Those quick school drop-offs, errands and grocery store runs by car may seem trivial, but the miles add up fast. So fast, in fact, that a survey conducted by the Los Altos Environmental Commission reports that it’s possible for the average resident to drive nearly 2,500 miles per year within city boundaries – enough miles to complete a trip to Atlanta.
According to data gathered from Los Altos households on resource use and transportation habits in a pair of Climate Action Plan surveys last year, on-road transportation represents approximately 50 percent of the city’s greenhouse gas emissions.
Participants in the survey reported a typical daily commute of 10-15 miles. Commuting accounted for 40 percent of all miles driven, or approximately 141 miles per week per driver – a drop in the bucket for the 12 percent of survey respondents with daily commutes of more than 50 miles. At 50 percent, total transportation emissions in Los Altos hover far above levels produced by residential energy use (32 percent) and commercial energy use (11 percent).
Local residents listed alternate transportation modes in the survey. Nearly 37 percent walk or bike to work multiple times a week. Although local residents use alternate transportation more than most Americans – the Federal Highway Administration estimates that 12.5 percent of people walk or bike daily – cars remain the vehicle of choice for many households in Los Altos.
During a presentation of the survey results at a GreenTown Los Altos meeting Jan. 9, Environmental Commission Chairman Don Bray said the findings would help the city focus its greenhouse gas reduction efforts. Improving local and regional bike routes and intracity bus services, creating more community workspaces and installing Wi-Fi downtown to encourage telecommuting were mentioned as ways the city could decrease transportation emissions. The survey revealed that nearly two-thirds of residents telecommute at least one to two times per month, but only 22 percent telecommute often or every day.
Additional survey results showed that the top 20 percent of households by size used 36 percent of all electricity, and that pools, spas and air conditioning significantly increased power consumption.
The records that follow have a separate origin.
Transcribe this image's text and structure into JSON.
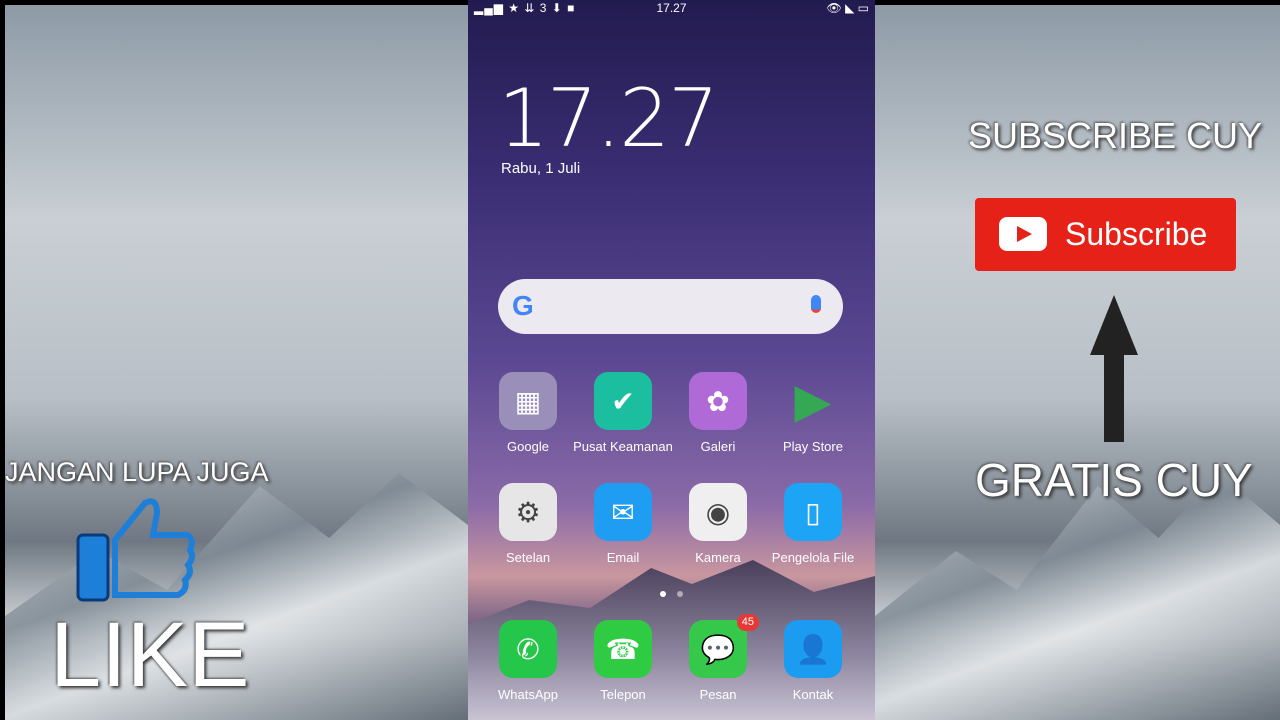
{
  "status_bar": {
    "left_icons": "signal wifi hotspot 3-carrier download video",
    "time": "17.27",
    "right_icons": "eye cast battery"
  },
  "lockclock": {
    "time": "17.27",
    "date": "Rabu, 1 Juli"
  },
  "search": {
    "logo": "G",
    "icon": "mic-icon"
  },
  "apps": [
    {
      "label": "Google",
      "icon": "folder-icon",
      "color": "#9a8fb8"
    },
    {
      "label": "Pusat Keamanan",
      "icon": "shield-icon",
      "color": "#1bbf9f"
    },
    {
      "label": "Galeri",
      "icon": "flower-icon",
      "color": "#b06ad8"
    },
    {
      "label": "Play Store",
      "icon": "play-store-icon",
      "color": "transparent"
    },
    {
      "label": "Setelan",
      "icon": "gear-icon",
      "color": "#e6e6e6"
    },
    {
      "label": "Email",
      "icon": "envelope-icon",
      "color": "#1e9df2"
    },
    {
      "label": "Kamera",
      "icon": "camera-icon",
      "color": "#efefef"
    },
    {
      "label": "Pengelola File",
      "icon": "file-icon",
      "color": "#1ea4f4"
    }
  ],
  "dock": [
    {
      "label": "WhatsApp",
      "icon": "whatsapp-icon",
      "color": "#25c74a"
    },
    {
      "label": "Telepon",
      "icon": "phone-icon",
      "color": "#2fcb43"
    },
    {
      "label": "Pesan",
      "icon": "message-icon",
      "color": "#35c84a",
      "badge": "45"
    },
    {
      "label": "Kontak",
      "icon": "contact-icon",
      "color": "#1c9cf0"
    }
  ],
  "page_indicator": {
    "pages": 2,
    "current": 1
  },
  "left_overlay": {
    "text1": "JANGAN LUPA JUGA",
    "text2": "LIKE"
  },
  "right_overlay": {
    "text1": "SUBSCRIBE CUY",
    "button": "Subscribe",
    "text2": "GRATIS CUY"
  }
}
Energy use was significantly lower in households with solar photovoltaic systems – the city estimates that 6 percent of residences have such systems in place.
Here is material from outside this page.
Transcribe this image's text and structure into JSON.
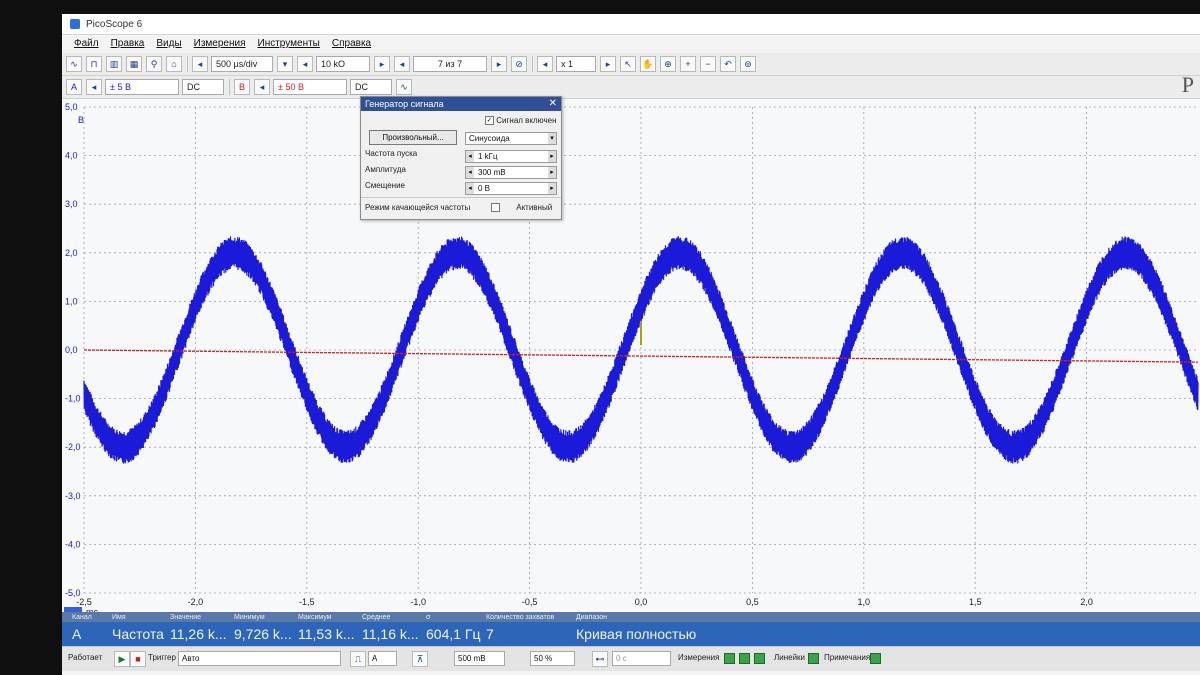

The Los Altos Environmental Commission conducted the Climate Action Plan surveys in collaboration with city staff and PMC Consultants to determine practical ways to reduce greenhouse gas emissions to 1990 levels, as required under California Assembly Bill 32. The law, enacted in 1996, sets 2020 greenhouse gas emissions reduction goals and creates market mechanisms, including a cap-and-trade program.
According to a summary of the surveys, 83 residents participated in the resource-use survey on home electricity, gas and water consumption, and 117 participated in the transportation survey on local transport, destinations and air travel.